Я чувствую острую потребность в крике, но лишь кашляю, выдыхая рваные дымные облака. Брагинский больше ничего не говорит, но я почему-то точно знаю: он ждёт. Моего ответа или чего-то ещё — не знаю. Но определённо ждёт. Выжидает. Прямо как хищник.

— Спасибо, — я пересиливаю себя, я кусаю губы, судорожно сглатываю, но говорю это. Это — первое вежливое слово за всё то время, что я здесь. Это вежливое слово — апогей моего гниения. Это — предупреждающее небесное знамение о том, что я проигрываю снова.

— Надо же, — хмыкает Брагинский, бросает окурок на землю и тщательно втаптывает его в весеннюю грязь сапогом. — Кто-то решил сыграть в хорошего мальчика.

— Кто-то решил сыграть в благородство, — передразниваю я, хрипло, болезненно смеясь. Я с недельным опозданием замечаю, что, оказывается, простудился. Я жду, напряжённо-прямо держа спину.

— Всего лишь минутная слабость, не более.

— Однажды все минутные слабости будут стоить жизни.

— Значит, я уже мёртв.

Он улыбается.

А я глотаю слова-лезвия, обоюдоострые и никогда не затупляющиеся.

— Trottel.

И он улыбается.

Улыбается, чёрт возьми!

Хрупкий и эфемерный контроль тает за миллисекунды.

— Да что творится в твоих грёбаных мозгах?! — взрываюсь я. Мирная жизнь, налаженная за чёрт-знает-сколько-времени, рассыпается битым стеклом и увязает в грязи.

Остаётся лишь ничего.

— На себя посмотри, истеричка, — холодно сверкает глазами Брагинский, оставляя порез на моей изнанке.

Я забыл сказать этому миру: внутреннее и необратимое кровотечение началось.
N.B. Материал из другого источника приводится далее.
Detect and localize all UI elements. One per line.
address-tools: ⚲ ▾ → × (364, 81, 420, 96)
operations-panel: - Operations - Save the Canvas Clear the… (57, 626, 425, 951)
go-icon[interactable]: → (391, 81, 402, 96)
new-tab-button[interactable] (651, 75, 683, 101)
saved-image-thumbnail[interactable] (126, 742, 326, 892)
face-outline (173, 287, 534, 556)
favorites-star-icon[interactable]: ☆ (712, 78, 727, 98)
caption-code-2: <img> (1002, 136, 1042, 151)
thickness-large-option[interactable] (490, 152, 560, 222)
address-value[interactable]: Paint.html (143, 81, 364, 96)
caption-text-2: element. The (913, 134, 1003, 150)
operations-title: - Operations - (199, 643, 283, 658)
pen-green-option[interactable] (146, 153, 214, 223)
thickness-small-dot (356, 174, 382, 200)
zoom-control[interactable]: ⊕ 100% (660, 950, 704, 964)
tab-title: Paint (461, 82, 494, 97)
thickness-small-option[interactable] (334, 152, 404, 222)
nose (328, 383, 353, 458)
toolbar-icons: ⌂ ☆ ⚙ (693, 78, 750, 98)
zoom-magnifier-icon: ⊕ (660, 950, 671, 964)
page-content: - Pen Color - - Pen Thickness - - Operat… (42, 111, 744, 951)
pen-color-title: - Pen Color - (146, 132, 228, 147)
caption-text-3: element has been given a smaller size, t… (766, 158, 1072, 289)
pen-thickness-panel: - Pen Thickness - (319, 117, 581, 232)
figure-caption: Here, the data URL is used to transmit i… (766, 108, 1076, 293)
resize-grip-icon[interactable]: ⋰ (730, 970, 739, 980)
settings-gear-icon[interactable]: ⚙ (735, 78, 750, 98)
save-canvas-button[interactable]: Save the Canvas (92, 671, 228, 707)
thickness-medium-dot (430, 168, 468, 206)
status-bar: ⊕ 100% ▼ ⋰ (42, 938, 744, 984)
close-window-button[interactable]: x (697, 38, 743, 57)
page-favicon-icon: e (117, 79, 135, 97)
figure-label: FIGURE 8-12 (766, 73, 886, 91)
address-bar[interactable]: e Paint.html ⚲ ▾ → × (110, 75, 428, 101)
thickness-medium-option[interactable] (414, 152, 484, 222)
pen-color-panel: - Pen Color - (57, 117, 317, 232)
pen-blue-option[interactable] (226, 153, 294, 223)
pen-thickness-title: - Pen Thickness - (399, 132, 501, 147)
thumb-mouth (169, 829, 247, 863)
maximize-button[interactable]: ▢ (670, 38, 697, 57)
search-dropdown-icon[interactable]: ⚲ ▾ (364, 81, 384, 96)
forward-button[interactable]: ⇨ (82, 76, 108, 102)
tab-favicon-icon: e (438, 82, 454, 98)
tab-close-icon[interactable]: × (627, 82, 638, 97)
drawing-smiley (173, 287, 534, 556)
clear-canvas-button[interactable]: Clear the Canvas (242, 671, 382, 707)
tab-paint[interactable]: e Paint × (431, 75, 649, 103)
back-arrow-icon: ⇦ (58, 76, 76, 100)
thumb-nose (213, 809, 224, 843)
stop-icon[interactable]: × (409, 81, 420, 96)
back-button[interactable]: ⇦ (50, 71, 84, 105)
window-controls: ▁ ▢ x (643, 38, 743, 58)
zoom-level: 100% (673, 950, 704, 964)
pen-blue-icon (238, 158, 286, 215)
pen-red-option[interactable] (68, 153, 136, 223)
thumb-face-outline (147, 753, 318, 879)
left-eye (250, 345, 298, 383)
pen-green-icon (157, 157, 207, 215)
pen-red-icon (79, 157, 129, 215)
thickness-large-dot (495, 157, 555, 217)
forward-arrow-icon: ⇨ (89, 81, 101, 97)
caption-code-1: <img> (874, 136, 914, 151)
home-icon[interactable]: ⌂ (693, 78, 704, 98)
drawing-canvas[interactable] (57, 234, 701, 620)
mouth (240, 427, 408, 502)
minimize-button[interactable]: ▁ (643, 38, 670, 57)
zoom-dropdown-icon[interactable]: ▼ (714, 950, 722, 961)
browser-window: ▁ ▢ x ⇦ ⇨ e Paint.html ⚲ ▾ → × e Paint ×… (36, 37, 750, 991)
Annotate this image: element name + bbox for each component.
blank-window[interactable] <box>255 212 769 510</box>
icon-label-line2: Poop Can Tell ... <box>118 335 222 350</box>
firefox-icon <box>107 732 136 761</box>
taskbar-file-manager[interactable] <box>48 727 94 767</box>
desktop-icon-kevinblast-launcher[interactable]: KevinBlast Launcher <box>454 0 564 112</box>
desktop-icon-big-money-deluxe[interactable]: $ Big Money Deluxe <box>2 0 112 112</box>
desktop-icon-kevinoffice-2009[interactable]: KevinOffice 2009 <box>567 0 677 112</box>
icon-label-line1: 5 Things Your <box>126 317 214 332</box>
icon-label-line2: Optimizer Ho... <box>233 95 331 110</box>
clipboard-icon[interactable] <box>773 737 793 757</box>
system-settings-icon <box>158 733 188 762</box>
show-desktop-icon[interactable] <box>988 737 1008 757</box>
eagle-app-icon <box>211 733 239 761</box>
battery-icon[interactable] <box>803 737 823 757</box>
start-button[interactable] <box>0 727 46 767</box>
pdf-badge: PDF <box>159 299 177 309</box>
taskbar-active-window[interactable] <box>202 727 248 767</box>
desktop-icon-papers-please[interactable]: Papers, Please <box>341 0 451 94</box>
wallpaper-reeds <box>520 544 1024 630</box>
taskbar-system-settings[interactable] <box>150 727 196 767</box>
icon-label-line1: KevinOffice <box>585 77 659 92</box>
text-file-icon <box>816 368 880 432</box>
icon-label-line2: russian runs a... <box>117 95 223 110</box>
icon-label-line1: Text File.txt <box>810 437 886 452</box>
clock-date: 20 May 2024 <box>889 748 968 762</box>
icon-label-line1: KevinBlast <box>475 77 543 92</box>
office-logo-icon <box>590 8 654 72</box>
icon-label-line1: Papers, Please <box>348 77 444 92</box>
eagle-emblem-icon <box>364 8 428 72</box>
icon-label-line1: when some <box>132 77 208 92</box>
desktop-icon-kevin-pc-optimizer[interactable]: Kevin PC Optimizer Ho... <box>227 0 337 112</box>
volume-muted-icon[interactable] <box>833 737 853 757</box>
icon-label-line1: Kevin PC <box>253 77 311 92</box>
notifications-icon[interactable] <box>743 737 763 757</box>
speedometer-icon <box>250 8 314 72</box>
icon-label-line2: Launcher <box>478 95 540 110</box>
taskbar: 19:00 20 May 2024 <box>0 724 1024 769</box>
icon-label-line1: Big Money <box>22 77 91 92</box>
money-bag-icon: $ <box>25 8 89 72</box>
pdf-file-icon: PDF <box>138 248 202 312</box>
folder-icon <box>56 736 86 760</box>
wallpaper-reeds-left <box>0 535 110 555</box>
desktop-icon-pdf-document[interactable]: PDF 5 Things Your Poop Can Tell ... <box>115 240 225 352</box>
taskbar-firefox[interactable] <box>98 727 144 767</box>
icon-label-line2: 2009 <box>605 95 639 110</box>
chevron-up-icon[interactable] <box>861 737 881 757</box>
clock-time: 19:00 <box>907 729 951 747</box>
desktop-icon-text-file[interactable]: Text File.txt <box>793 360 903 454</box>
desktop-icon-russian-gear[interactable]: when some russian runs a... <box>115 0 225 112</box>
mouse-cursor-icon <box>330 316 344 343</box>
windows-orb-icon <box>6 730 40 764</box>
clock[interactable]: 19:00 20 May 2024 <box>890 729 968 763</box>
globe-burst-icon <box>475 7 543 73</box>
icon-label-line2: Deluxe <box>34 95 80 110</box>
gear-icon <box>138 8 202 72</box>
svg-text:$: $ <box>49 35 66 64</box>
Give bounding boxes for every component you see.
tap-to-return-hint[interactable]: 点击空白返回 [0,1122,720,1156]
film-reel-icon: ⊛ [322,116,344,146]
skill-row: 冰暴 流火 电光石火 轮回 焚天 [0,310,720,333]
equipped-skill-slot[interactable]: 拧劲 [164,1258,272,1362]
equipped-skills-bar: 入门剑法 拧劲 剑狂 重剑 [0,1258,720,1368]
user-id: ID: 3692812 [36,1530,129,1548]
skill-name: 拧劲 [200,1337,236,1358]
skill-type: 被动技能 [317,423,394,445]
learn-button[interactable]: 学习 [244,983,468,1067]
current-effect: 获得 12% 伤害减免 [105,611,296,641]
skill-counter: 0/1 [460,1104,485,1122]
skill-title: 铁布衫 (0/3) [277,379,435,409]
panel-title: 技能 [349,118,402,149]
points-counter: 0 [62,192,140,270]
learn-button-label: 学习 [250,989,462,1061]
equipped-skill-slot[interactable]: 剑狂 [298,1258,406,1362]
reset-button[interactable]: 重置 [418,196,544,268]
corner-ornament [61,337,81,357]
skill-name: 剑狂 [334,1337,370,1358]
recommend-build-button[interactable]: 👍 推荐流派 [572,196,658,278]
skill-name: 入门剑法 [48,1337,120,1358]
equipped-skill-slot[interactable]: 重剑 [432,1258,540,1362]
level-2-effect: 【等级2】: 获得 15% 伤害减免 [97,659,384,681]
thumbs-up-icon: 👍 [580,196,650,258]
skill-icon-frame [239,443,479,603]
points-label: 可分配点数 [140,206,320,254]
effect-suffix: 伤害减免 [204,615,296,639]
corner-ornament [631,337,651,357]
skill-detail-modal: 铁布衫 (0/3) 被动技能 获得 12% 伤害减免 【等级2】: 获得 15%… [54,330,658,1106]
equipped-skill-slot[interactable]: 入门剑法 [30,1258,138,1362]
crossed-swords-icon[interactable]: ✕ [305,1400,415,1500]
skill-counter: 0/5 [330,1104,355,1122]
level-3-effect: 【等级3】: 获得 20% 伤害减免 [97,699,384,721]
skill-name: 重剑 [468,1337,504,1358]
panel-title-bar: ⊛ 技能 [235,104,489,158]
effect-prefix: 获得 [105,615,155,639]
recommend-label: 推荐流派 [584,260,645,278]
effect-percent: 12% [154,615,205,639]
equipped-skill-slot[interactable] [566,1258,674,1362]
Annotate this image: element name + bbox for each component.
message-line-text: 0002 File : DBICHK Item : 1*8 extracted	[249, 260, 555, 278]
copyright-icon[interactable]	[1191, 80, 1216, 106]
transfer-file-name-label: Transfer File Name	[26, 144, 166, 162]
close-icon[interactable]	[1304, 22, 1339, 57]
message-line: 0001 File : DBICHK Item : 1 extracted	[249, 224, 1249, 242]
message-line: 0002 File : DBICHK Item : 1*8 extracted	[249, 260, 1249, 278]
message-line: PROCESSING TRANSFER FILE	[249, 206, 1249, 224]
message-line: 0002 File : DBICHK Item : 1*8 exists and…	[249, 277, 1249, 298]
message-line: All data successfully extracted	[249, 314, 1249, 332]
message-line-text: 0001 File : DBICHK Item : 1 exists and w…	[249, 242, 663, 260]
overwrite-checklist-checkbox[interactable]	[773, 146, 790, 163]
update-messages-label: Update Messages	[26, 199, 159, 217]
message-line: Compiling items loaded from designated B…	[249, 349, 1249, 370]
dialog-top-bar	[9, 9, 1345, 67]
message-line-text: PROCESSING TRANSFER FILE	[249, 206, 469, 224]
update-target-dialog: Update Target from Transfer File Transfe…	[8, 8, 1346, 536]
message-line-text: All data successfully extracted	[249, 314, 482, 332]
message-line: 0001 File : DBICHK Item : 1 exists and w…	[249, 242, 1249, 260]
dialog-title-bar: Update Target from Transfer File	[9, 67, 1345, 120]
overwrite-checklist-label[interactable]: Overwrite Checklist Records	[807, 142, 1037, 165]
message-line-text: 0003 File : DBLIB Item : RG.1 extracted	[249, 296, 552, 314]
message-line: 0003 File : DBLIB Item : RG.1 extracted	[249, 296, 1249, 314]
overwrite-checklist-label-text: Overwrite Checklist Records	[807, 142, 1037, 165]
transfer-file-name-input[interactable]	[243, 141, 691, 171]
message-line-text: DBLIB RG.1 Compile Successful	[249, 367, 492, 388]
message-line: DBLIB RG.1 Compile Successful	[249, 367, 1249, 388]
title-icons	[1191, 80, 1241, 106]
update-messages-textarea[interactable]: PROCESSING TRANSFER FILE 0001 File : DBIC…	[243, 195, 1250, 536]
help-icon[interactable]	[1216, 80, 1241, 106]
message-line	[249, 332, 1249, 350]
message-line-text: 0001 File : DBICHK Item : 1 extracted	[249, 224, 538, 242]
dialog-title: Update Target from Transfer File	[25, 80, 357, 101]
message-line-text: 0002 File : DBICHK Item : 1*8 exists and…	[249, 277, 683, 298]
Мои ноги подгибаются, и я плюхаюсь обратно на лавку, больно ударяясь позвоночником о дерево. Я вскидываю голову к небу, щурюсь от остролучевого насмешника-солнца и пытаюсь найти ответ у вроде-как-святых небес.

Но все молчат.

— Успокоился? — интересуется русский, слегка ослабляя шарф, так, что оголяет шею не полностью, но достаточно для того, чтобы я увидел длинный белый рубец, начинающийся у затылка. Это даже можно расценивать как знак непонятного мне доверия, и я пользуюсь — я смотрю, запоминая каждый излом.

О, Брагинский, я спокоен. Просто убийственное спокойствие, свойственное мертвецам. Или обречённым. Впрочем, для меня разницы нет.

— Я и не терял спокойствия, придурок, — хмыкаю я, опасно сверкнув глазами из-под ресниц. Брагинский лишь насмешливо растягивает губы в подобии улыбки.

— Пошли в дом, — говорит он, спустя три минуты и двадцать одну секунду. Я не понимаю, что он подразумевает под словом «дом», но я бы предпочёл, чтобы оно означало Германию.

Говорить что-то в ответ кажется мне излишним, и я просто иду рядом, всё ещё держа спину прямо, будто бы на построении.

Я как-то наблюдал за учениями солдат, и мне в память достаточно хорошо въелась фраза: «Ваш враг — ваш самый строгий критик. Для него вы всегда должны держать спину прямо, показывая своё превосходство, даже если рядом нет никого. Всегда помните, что вы должны вести себя идеально, дабы не дать врагу усомниться в вас».

[Враг не должен усомниться в вас].

[Вы не должны позволить ему усомниться].

Кажется, я плохой ученик, или же мой враг слишком ненормален, чтобы мой план срабатывал с ним.

Я хочу верить, что всё-таки второе.

— Гилберт, расслабься, я не хочу причинять тебе вред. — Эта фраза заставляет меня остолбенеть. Я опять теряю контроль из-за такого пустяка и ничего не могу сделать! И я не понимаю, как, каким образом, чёрт возьми, он определяет моё состояние.

Это бесит.

Это заставляет задыхаться от отчаянного отвержения.

— А я и не напряжён, — через силу говорю я, всё-таки понимая: неубедительно. Слишком лживо и пресно. Плохо, Гилберт. Где твоё мастерство? Где же?

Наверное, там же, где ты сам, — в полной заднице.

— Ты боишься? — щурится русский и нарушает личное пространство в который раз [действительно, в какой же?!] — подходит, смотрит снизу вверх, изучает пронзительным взглядом, а я… а я не вижу ничего, кроме его грёбаных глаз. Впрочем, я даже их цвета различить не могу. Я просто вижу их и ничего больше.

Это можно назвать грёбаной одержимостью.

— Нет, — как можно озлобленнее, жёстче, безумнее отвечаю я, но… но ничего не выходит.

[Величие падает!]

[Снова!]

— Докажи, — разводит он руки в стороны, а я не понимаю, чего он от меня хочет. На лице Брагинского — наитупейшая улыбочка, полная несуразно-тёплых эмоций. — Обними меня.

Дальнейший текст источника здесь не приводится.